Physicians cannot expect to handle their billing alone, however. “It takes a dedicated person to take ownership of the process, someone who can look for the opportunities to get more revenue coming in by following up and making sure these claims are handled directly.”
First, billing staff must bill correctly, she says. “Many offices are dependent upon coding that comes out of their EHR.” The problem, she says, is that not every EHR is updating necessary billing codes every year.
“We’ve seen where the codes that were deleted in July never got fixed and for months the practice is billing deleted codes that will never be paid.”
She recommends practices also audit their tools and billing instruments to be sure they are updated regularly.
Then, practices need to be tracking which claims are denied and why. “You can do that by looking at remittances or whatever messaging the health plan is using to let you know there’s a problem with a claim.”
Once it’s clear why a claim is denied, billing staff must make changes immediately and then resubmit the clean claim
After that it’s important to track the payment time of that resubmitted claim, which can often range between fifteen and thirty days from submission (and sometimes longer).

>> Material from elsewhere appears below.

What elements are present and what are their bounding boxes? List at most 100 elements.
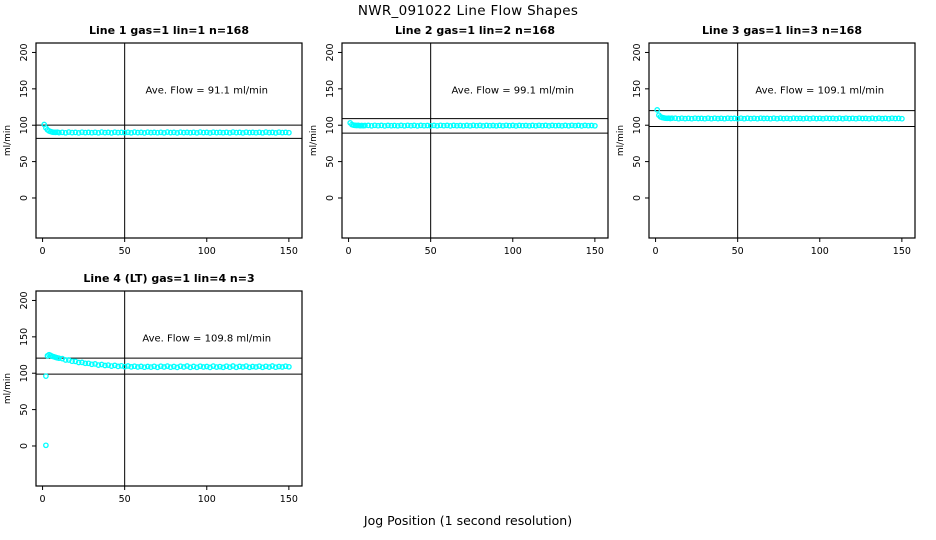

She says practices should be aggressive in getting plans to pay on time. “The health plans must pay on time or they have to pay interest penalties, and I would hold their feet to the fire on those penalties because it’s important you get every bit of revenue that you deserve.”
If payments are not being made on time after a clean claim was resubmitted, she says, “Then somebody needs to step in and send tracers and see where the claims are and what the status is,” Jacobs says.
If this becomes a consistent problem, it may be time for the physician to re-evaluate their relationship with that payer.
While handling denials may seem like a lot of extra work, Jacobs says it’s financially worth it. “Fifty to sixty percent of denied claims never get reworked.” That can be a lot of money left outstanding.
While it might seem trickier to get outstanding payments from patients, Jacobs says billers need to reach out to patients and find out how to do what is most convenient for the patient to pay. In her time she’s done everything from sending bills in colored envelopes to making electronic payment options available. “I’d rather get ten dollars a month for the next ten months than write off $100,” she says.
All of these steps to improve the denials recovery process should not be haphazard, however, she says. “It needs to be a systematic process so that you know what is and isn’t working.”
Moreover, it’s crucial to train billing staff and offer them the resources to be able to follow through on denials, whether that’s sending them to coding conferences, training sessions, or making sure they have access to web based resources.
“The whole goal is to protect the patient from being billed incorrectly and [make sure] physicians have revenue coming in.”